Algunas personas opinaban que esos vecindarios representaban el baldón del país, pero para Bobby eran la esencia de la democracia. Él había crecido en una calle parecida a la Serape Way, al norte en Anaheim y no Garden Grove, y nunca le había parecido fea. Recordaba haber jugado con otros chicos en los largos atardeceres de verano, cuando el sol se ponía con destellos anaranjados y rojizos y las siluetas plumosas de las palmeras se perfilaban en el cielo como oscuros dibujos a lápiz cuando llegaba el crepúsculo, el aire solía oler a jazmín y se llenaba con los gritos de alguna gaviota rezagada que volaba a lo lejos, por el oeste. Recordaba lo que significaba ser un niño con bicicleta en California…, los paisajes para explorar, las grandes posibilidades de aventura; cada calle de casas de estuco, parecía exótica vista por primera vez desde el sillín de una Schwinn.
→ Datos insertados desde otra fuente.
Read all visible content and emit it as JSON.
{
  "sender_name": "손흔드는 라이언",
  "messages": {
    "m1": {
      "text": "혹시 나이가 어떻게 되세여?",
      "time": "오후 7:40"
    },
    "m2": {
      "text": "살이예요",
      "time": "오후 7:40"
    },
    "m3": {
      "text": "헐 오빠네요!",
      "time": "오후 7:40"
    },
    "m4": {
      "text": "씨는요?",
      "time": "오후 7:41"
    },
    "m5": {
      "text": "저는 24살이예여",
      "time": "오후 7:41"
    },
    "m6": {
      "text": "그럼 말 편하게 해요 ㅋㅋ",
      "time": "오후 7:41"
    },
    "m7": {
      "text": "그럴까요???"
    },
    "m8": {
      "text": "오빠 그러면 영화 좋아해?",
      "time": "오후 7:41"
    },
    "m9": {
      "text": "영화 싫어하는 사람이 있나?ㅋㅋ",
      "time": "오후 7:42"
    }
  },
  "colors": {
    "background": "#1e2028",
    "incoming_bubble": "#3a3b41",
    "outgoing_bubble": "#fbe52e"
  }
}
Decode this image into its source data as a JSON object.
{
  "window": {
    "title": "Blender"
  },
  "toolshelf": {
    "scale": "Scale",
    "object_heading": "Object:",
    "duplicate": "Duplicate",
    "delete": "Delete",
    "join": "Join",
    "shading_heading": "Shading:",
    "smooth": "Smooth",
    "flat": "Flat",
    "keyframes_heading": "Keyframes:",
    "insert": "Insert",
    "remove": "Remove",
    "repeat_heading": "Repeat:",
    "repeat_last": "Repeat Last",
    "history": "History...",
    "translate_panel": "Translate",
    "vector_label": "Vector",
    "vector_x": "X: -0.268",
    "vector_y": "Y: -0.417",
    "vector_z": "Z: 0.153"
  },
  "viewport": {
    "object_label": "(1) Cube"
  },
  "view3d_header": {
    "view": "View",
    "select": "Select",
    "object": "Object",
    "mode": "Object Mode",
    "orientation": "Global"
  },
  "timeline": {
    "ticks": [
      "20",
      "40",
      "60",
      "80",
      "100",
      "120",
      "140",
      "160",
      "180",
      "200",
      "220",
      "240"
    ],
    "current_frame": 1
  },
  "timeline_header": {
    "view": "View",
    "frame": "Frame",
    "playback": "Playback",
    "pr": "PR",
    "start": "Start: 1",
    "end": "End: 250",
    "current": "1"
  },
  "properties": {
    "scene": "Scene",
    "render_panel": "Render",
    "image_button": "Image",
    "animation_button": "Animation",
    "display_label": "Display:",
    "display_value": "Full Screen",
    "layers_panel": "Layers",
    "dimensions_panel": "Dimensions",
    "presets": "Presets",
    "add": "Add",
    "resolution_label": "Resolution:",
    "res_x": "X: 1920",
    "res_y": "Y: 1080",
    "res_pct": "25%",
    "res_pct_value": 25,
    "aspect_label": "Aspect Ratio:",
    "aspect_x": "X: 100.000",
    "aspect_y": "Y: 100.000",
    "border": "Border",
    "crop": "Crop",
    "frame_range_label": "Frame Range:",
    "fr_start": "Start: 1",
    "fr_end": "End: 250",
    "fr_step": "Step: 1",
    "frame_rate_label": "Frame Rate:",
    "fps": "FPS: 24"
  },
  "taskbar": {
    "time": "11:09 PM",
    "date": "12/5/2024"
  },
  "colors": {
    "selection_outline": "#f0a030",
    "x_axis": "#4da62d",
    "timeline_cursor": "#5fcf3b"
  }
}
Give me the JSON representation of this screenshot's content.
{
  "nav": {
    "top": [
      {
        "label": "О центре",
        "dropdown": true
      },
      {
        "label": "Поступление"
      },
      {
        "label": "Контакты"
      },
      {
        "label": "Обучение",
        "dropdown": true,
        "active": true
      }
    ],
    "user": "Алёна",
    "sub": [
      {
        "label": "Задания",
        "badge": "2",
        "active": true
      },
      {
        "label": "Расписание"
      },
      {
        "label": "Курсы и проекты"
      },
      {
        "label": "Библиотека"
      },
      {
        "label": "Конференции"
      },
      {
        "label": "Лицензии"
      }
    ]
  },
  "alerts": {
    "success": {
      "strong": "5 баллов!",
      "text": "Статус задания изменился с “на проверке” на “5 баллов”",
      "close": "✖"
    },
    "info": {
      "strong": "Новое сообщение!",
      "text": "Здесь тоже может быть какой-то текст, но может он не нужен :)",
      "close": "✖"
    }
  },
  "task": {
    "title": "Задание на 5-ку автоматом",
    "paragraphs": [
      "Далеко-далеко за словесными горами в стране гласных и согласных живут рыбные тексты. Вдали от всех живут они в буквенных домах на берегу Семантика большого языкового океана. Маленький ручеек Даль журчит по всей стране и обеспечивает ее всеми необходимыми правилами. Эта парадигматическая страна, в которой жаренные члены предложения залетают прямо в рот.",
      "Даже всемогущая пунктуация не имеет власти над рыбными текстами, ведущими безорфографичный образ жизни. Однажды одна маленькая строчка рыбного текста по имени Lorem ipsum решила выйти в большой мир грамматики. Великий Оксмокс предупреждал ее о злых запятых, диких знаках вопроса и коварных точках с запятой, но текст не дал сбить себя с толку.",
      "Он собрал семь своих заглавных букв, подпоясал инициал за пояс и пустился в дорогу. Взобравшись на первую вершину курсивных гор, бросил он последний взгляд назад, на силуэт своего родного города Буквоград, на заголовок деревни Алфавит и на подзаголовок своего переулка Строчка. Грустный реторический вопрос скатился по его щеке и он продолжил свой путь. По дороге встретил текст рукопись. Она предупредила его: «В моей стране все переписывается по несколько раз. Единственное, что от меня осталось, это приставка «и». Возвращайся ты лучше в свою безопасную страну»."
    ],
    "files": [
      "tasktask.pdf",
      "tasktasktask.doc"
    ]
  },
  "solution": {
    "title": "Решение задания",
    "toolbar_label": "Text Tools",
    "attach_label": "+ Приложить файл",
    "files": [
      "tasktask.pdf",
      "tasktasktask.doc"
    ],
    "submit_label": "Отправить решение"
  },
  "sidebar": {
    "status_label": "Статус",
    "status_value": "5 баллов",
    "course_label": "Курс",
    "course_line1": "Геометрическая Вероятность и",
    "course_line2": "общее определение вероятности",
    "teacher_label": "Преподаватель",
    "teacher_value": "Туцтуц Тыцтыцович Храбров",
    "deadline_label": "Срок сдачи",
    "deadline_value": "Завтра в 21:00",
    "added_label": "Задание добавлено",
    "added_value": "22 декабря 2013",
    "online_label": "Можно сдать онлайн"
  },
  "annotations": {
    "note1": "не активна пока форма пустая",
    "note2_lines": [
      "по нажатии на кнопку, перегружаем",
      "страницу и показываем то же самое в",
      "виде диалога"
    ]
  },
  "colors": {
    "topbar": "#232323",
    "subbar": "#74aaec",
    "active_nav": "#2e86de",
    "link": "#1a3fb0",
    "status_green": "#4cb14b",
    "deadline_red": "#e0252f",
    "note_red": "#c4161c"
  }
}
Dos árboles coral presidían el patio del número 884 Serape. Los capullos blancos de las azaleas despedían un suave resplandor en la tenebrosa noche.
Teñida por las farolas de sodio vaporizado, la lluvia semejaba oro fundido. Pero cuando Bobby se apresuró detrás de Julie por la entrada, la lluvia se dejó sentir casi tan fría como el aguanieve en su cara y manos. A pesar de llevar una chaqueta de nailon con capucha bien forrada, se estremeció.
Julie llamó al timbre. La luz del porche se encendió y Bobby sintió que alguien les espiaba por la mirilla de la puerta. Se echó la capucha hacia atrás y sonrió.
La puerta se abrió con una cadena de seguridad y un hombre asiático atisbo por la rendija. Tendría unos cuarenta años, era bajo, delgado, con el pelo negro tornándose gris en las sienes.
– ¿Digan?
Julie le mostró el carné de investigador privado y le explicó que buscaban a alguien llamado George Farris.
– ¿Policía? -El hombre frunció el ceño-. Nada malo, no se necesita Policía.
– Mire, no se trata de eso, somos investigadores privados -aclaró Bobby.
El hombre entornó los ojos. Pareció a punto de darles con la puerta en las narices pero de pronto sonrió radiante:
– ¡Ah, ustedes son IP! Como en la televisión.